CAN are German (“Krautrock”) band that I got into about four years ago after my interest in the genre was initially sparked by the “Neu! 75” album and by the Kraftwerk box set. I have four of their albums and I have thought about which one I should include as an understated classic. It will probably be “Soon Over Babaluma” because no one really writes about that one. Then again, Portishead’s “Third” probably wouldn’t sound as awesome as it does without the influence of “Ege Bamyasi”, so that might be worth considering too. Everyone writes about “Tago Mago” and “Future Days” but for good reason.
“The Lost Tapes” were more forgotten than lost, they had been left in a cupboard in their studio until its contents were catalogued and moved to the German Rock’n’Pop museum in Gronau. As a result some of the stuff here has a less essential feel and there is less cohesion than on the albums but there is still some lovely stuff. The middle of the second disc is particularly excellent: a live version of “Spoon” and a collage of music for the TV crime movie “Tote Taube in der Beethovenstrasse” entitled “Dead Pigeon Suite” that together run for about twenty-seven minutes.
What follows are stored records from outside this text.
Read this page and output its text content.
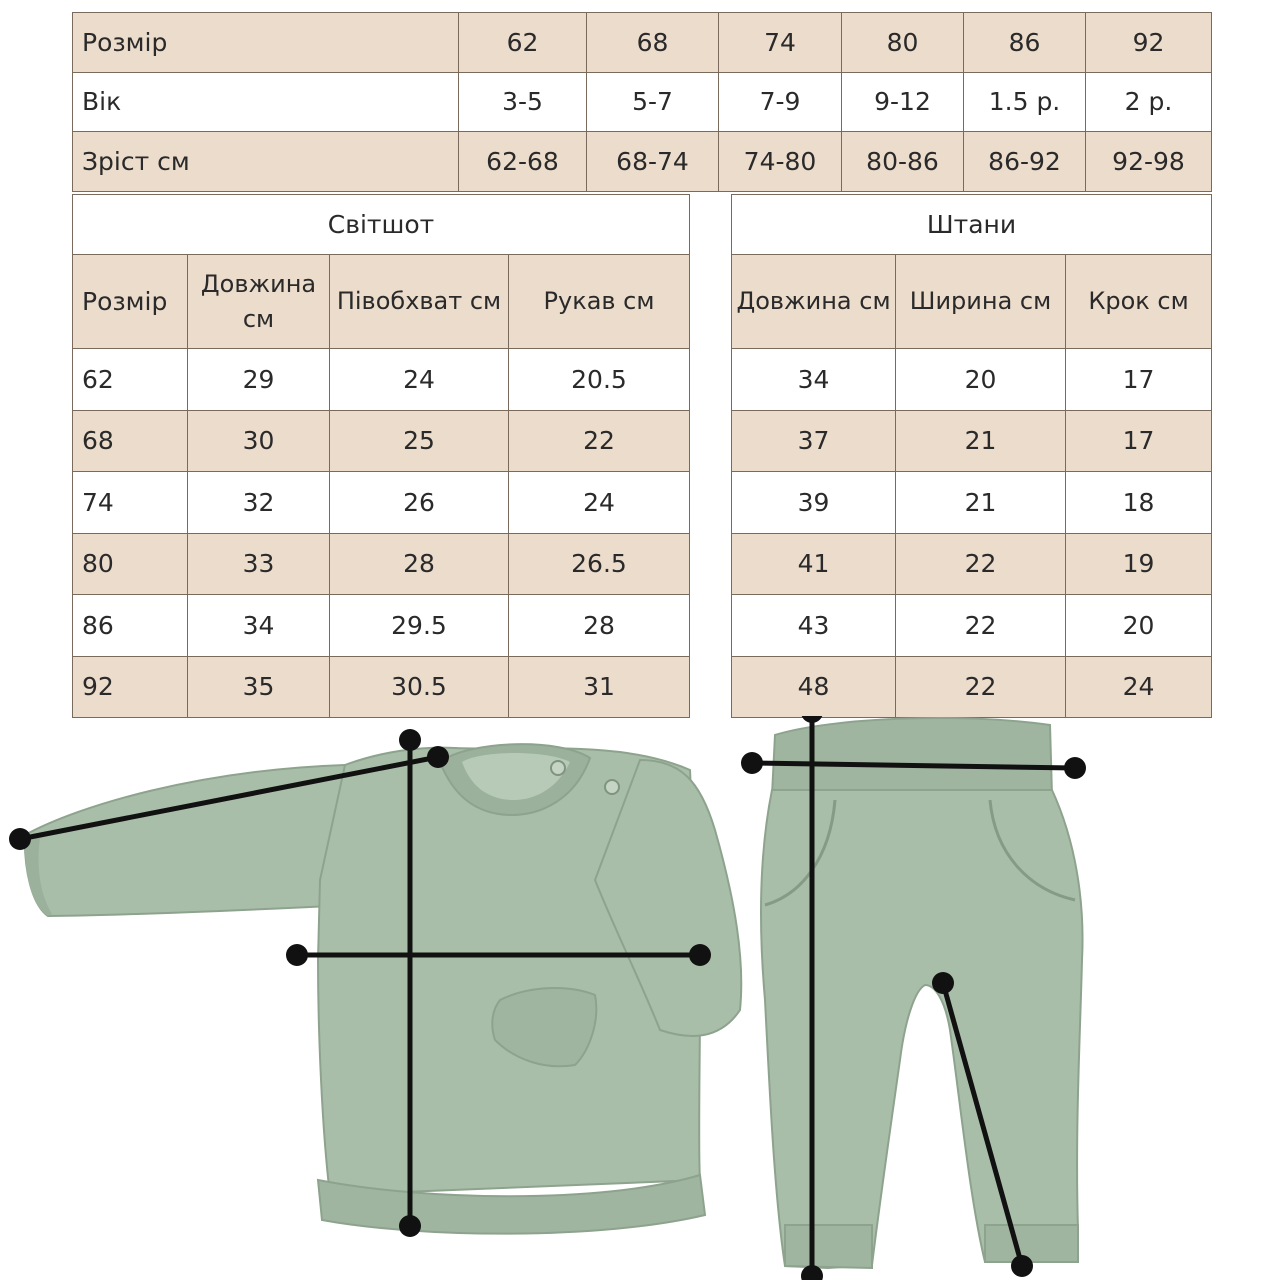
Розмір	62	68	74	80	86	92
Вік	3-5	5-7	7-9	9-12	1.5 р.	2 р.
Зріст см	62-68	68-74	74-80	80-86	86-92	92-98
Світшот			
Розмір	Довжина см	Півобхват см	Рукав см
62	29	24	20.5
68	30	25	22
74	32	26	24
80	33	28	26.5
86	34	29.5	28
92	35	30.5	31
Штани		
Довжина см	Ширина см	Крок см
34	20	17
37	21	17
39	21	18
41	22	19
43	22	20
48	22	24
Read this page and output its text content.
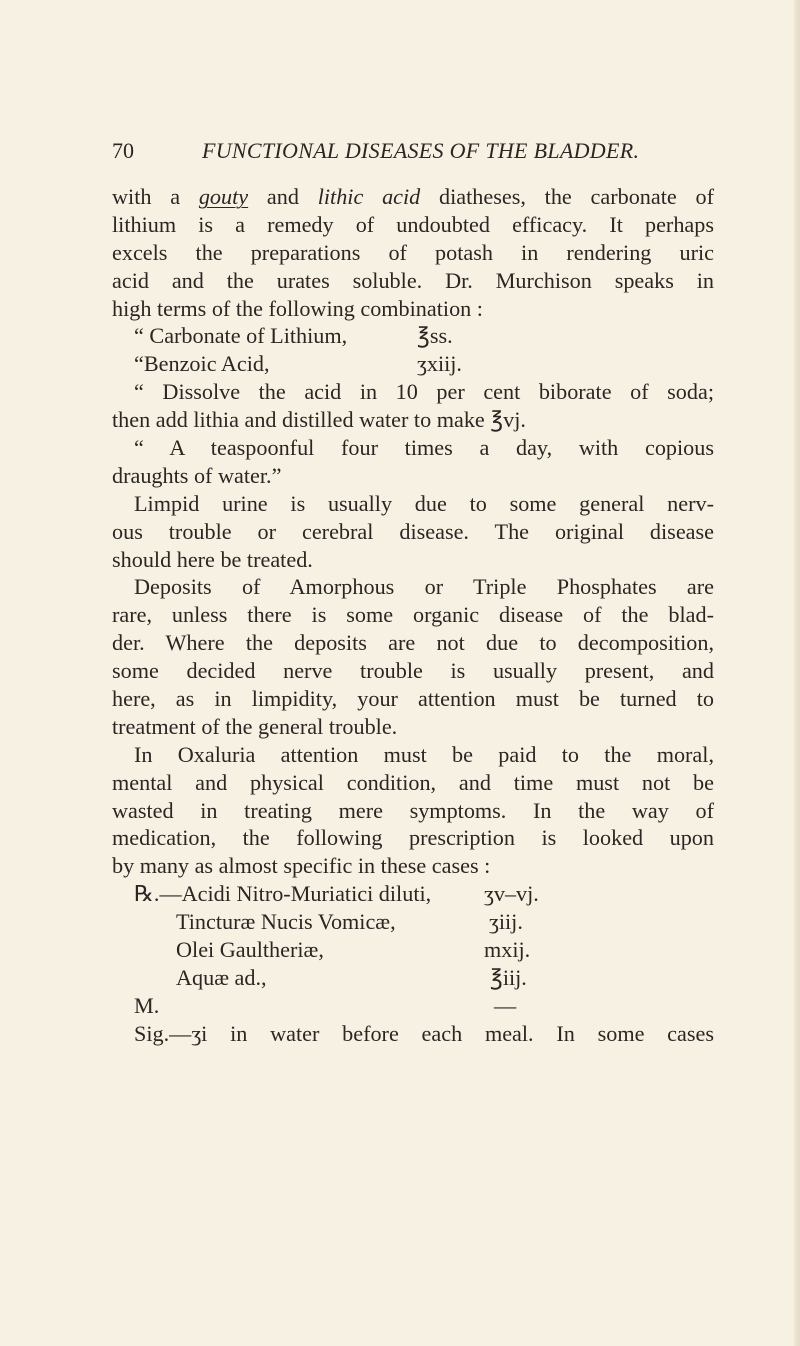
70	FUNCTIONAL DISEASES OF THE BLADDER.
with a gouty and lithic acid diatheses, the carbonate of
lithium is a remedy of undoubted efficacy. It perhaps
excels the preparations of potash in rendering uric
acid and the urates soluble. Dr. Murchison speaks in
high terms of the following combination :
“ Carbonate of Lithium,	℥ss.
“Benzoic Acid,	ʒxiij.
“ Dissolve the acid in 10 per cent biborate of soda;
then add lithia and distilled water to make ℥vj.
“ A teaspoonful four times a day, with copious
draughts of water.”
Limpid urine is usually due to some general nerv-
ous trouble or cerebral disease. The original disease
should here be treated.
Deposits of Amorphous or Triple Phosphates are
rare, unless there is some organic disease of the blad-
der. Where the deposits are not due to decomposition,
some decided nerve trouble is usually present, and
here, as in limpidity, your attention must be turned to
treatment of the general trouble.
In Oxaluria attention must be paid to the moral,
mental and physical condition, and time must not be
wasted in treating mere symptoms. In the way of
medication, the following prescription is looked upon
by many as almost specific in these cases :
℞.—Acidi Nitro-Muriatici diluti, ʒv–vj.
Tincturæ Nucis Vomicæ,	ʒiij.
Olei Gaultheriæ,	mxij.
Aquæ ad.,	℥iij.
M.	—
Sig.—ʒi in water before each meal. In some cases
My other favourites after the first few listens are “Graublau”, “Bubble Rap”, “A Swan Is Born” and “Networks Of Foam”. There are other tracks that I can see myself not listening to that often: these include “Are You Waiting For The Streetcar?” (Key lyrics: “Are you waiting for the streetcar? / Are you waiting for the streetcar? / ARE YOU WAITING FOR THE STREETCAR?!??!?” – for ten (!) minutes) and “Blind Mirror Surf”, which is a patience-testing curl of feedback over more feedback. Some of it is quite challenging but even after just a few listens I am getting more out of it. Of course it’s all stuff that didn’t make it on to the (admittedly excellent) albums but even six out of ten material is worth hearing from a ten out of ten band.
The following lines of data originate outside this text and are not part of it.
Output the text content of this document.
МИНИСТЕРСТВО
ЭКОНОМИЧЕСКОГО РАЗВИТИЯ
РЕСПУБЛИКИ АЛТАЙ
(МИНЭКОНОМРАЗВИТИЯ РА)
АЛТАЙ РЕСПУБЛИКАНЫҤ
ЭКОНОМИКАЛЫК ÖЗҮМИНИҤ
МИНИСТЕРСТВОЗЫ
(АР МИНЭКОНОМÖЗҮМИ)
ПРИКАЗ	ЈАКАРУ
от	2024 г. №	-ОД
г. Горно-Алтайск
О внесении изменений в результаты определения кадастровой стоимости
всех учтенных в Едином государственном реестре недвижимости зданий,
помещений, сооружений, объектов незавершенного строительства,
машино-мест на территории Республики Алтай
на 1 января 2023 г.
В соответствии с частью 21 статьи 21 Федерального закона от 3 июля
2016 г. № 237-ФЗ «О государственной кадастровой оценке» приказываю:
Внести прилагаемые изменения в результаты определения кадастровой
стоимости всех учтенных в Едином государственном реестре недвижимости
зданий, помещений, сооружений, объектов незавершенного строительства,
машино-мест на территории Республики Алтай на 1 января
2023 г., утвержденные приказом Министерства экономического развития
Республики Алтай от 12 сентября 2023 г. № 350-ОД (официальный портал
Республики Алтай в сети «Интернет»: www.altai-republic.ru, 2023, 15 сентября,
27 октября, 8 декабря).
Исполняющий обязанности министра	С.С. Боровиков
Finally, some words on the box itself. When pre-ordering on Amazon I’ve come to learn that “box set” is often a euphemism for “look we’re giving you extra tracks so don’t push it by asking for decent packaging!”, viz the rather disappointing Orb reissues that came in jewel cases. “The Lost Tapes” though is rather lovely, coming in a sturdy box about the size of a tape can and containing a high quality book that features liner notes in both German and English. There are some interesting photos, artwork and a discography too. Snapping the thing in Instagram is tongue-in-cheek on my part because the aesthetic of the set is one of yellowing tapes and retro recording equipment. It is as much a document about pre-digital recording as it is about CAN’s music.
Finally, a fun fact that links to elsewhere on the blog. The selection and restoration were done by Jono Podmore, who did some engineering work on The Shamen’s “Arbor Bona, Arbor Mala” album!